The Elucidation to this provision states that treatment and care cannot be stopped for financial reasons alone. If a patient or the patient’s family is no longer able to afford treatment or care, then the government will guarantee treatment and care.

Article 45(2) states that hospitals, and presumably doctors, cannot be sued or prosecuted for attempting to save the life of a person, if that person is to later die.

All current hospitals are given a two-year grace period to come into compliance with the provisions of the bill once it is enacted into law.

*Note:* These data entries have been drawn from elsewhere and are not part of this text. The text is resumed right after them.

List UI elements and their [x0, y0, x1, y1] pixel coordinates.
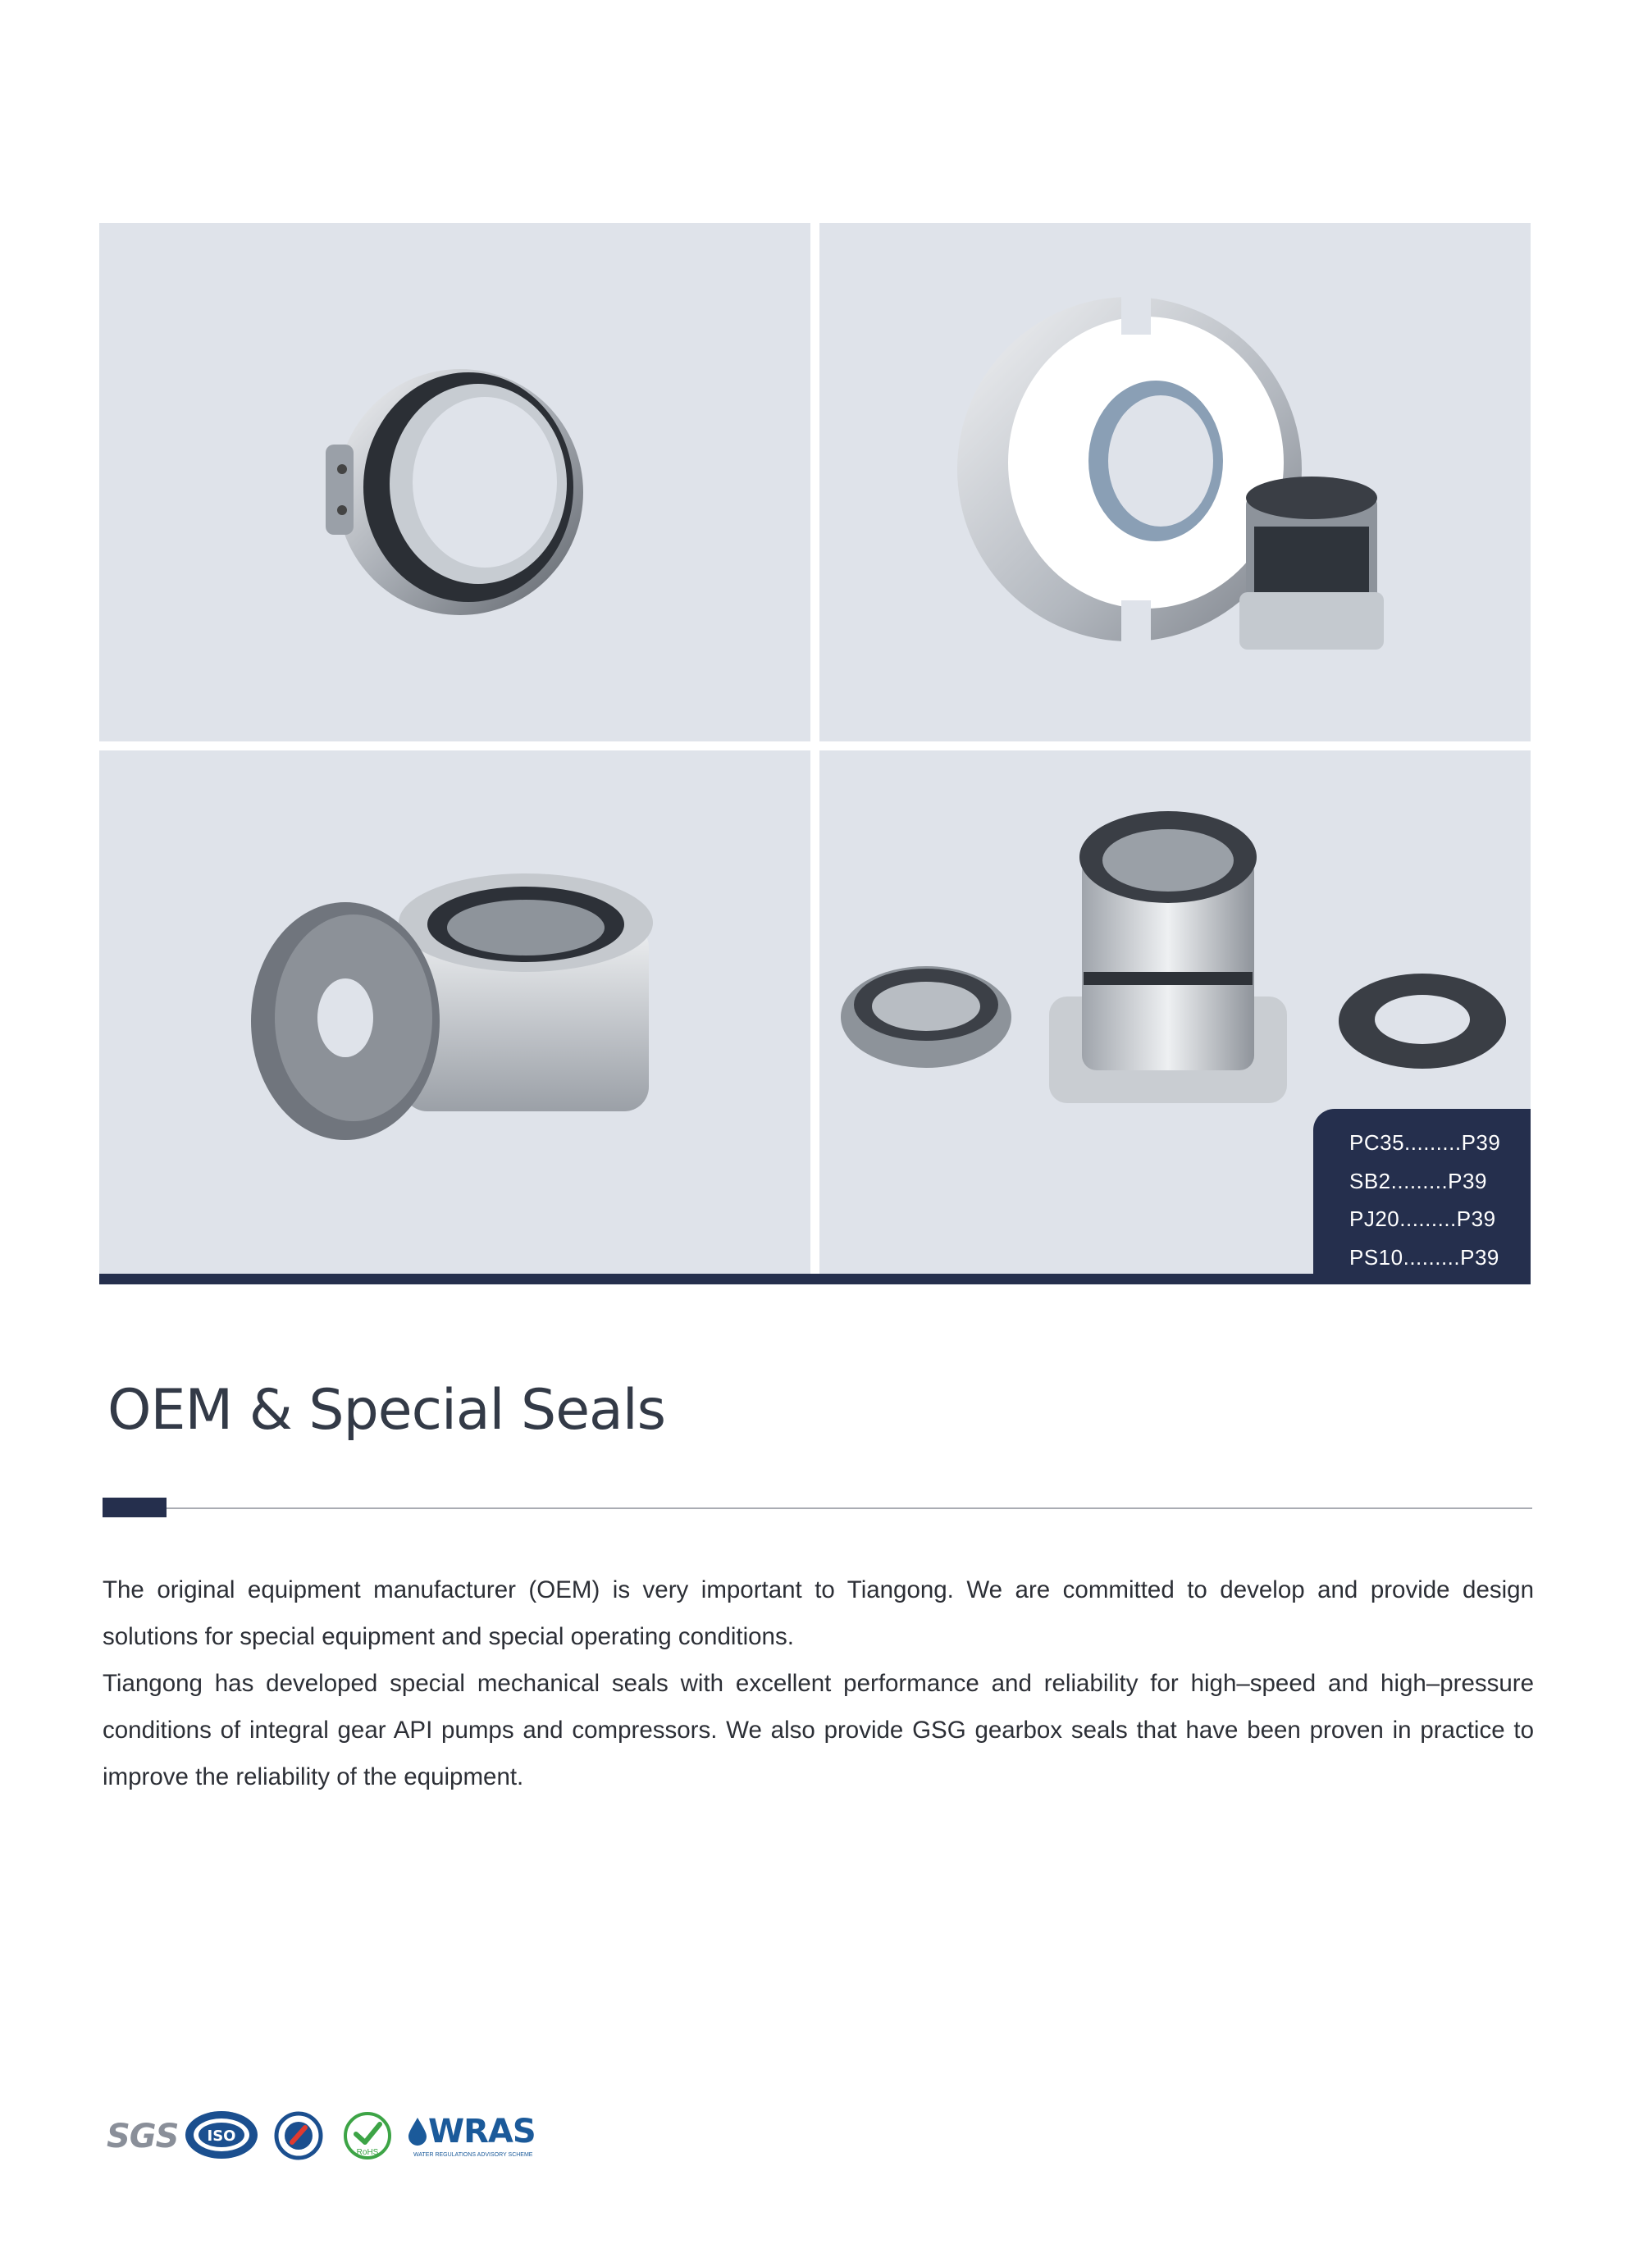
product-code-row: PJ20.........P39	[1349, 1206, 1496, 1231]
seal-ring-illustration	[99, 223, 810, 741]
cert-mark-logo	[274, 2111, 323, 2164]
iso-logo	[184, 2109, 259, 2164]
product-code-row: PS10.........P39	[1349, 1244, 1499, 1270]
product-image-2	[819, 223, 1531, 741]
threaded-seal-illustration	[99, 750, 810, 1274]
body-paragraph: Tiangong has developed special mechanical seals with excellent performance and reliability for high–speed and high–pressure conditions of integral gear API pumps and compressors. We also provide GSG gearbox seals that have been proven in practice to improve the reliability of the equipment.	[103, 1670, 1534, 1790]
water-drop-icon	[408, 2118, 427, 2146]
rohs-label: RoHS	[356, 2148, 379, 2157]
wras-logo	[408, 2113, 548, 2164]
body-paragraph: The original equipment manufacturer (OEM) is very important to Tiangong. We are committed to develop and provide design solutions for special equipment and special operating conditions.	[103, 1576, 1534, 1650]
sgs-logo: SGS	[107, 2118, 179, 2155]
cert-seal-icon	[274, 2111, 323, 2160]
certification-logos	[105, 2109, 548, 2167]
wras-label: WRAS	[428, 2113, 536, 2150]
product-code-row: PC35.........P39	[1349, 1130, 1501, 1155]
title-rule-line	[167, 1507, 1532, 1509]
product-code-list	[1313, 1109, 1531, 1284]
rohs-logo	[343, 2111, 392, 2164]
section-title: OEM & Special Seals	[107, 1378, 666, 1443]
iso-label: ISO	[207, 2128, 236, 2145]
iso-badge-icon	[184, 2109, 259, 2160]
product-code-row: SB2.........P39	[1349, 1168, 1487, 1193]
wras-subtitle: WATER REGULATIONS ADVISORY SCHEME	[413, 2152, 533, 2158]
split-seal-illustration	[819, 223, 1531, 741]
title-rule-accent	[103, 1498, 167, 1517]
product-image-1	[99, 223, 810, 741]
section-body	[103, 1567, 1534, 1800]
product-image-3	[99, 750, 810, 1274]
rohs-check-icon	[343, 2111, 392, 2160]
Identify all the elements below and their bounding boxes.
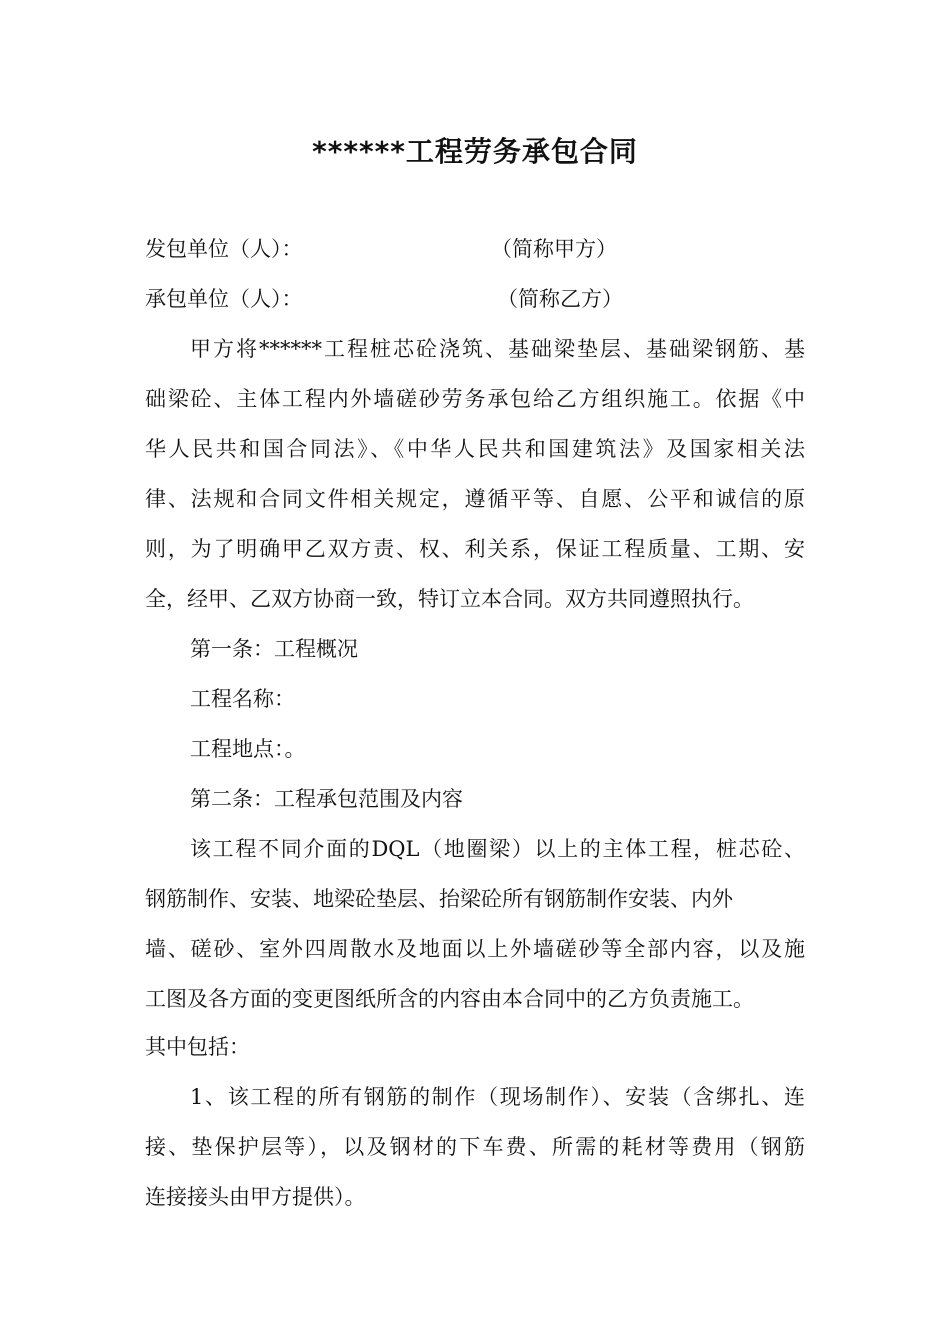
scope-line: 工图及各方面的变更图纸所含的内容由本合同中的乙方负责施工。 xyxy=(145,987,754,1011)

The bill comes into immediate force once it is enacted. Enactment requires the signature of the President. If the President fails to sign the bill into law then the bill will self-enact after 30 days pursuant to the 1945 Constitution.

5 comments:

krisnawan said...

Hi,

great informative article as always. So how do you say "living will" in Indonesian?

Thanks,

Kris

Rob Baiton said...

Kris...

Thanks!

Wasiat Hidup? :D

Kris said...

Have you heard it used that way? I'm really curious because other languages use terms akin to "advanced health directive", for instance in German it's "Patientenverfügung". I couldn't find the term in Dutch just now, but especially recently it's been my impression that Indonesian calques a lot of terms from the English, so "wasiat hidup" would make a lot of sense.

Rob Baiton said...

Kris...

To be honest, I have not looked it up and thought about what the Indonesian might be.

I will eventually get to asking around. I have not heard the term 'wasiat hidup', but then again I have not had any discussion of substance on the matter with any of my Indonesian colleagues.

I guess that I should :D

Rob Baiton said...

Kris...

Here is an example of it being used in Indonesian

http://spiritia.or.id/cst/bacacst.php?artno=1085&menu=perawmenu

I am still looking and asking around.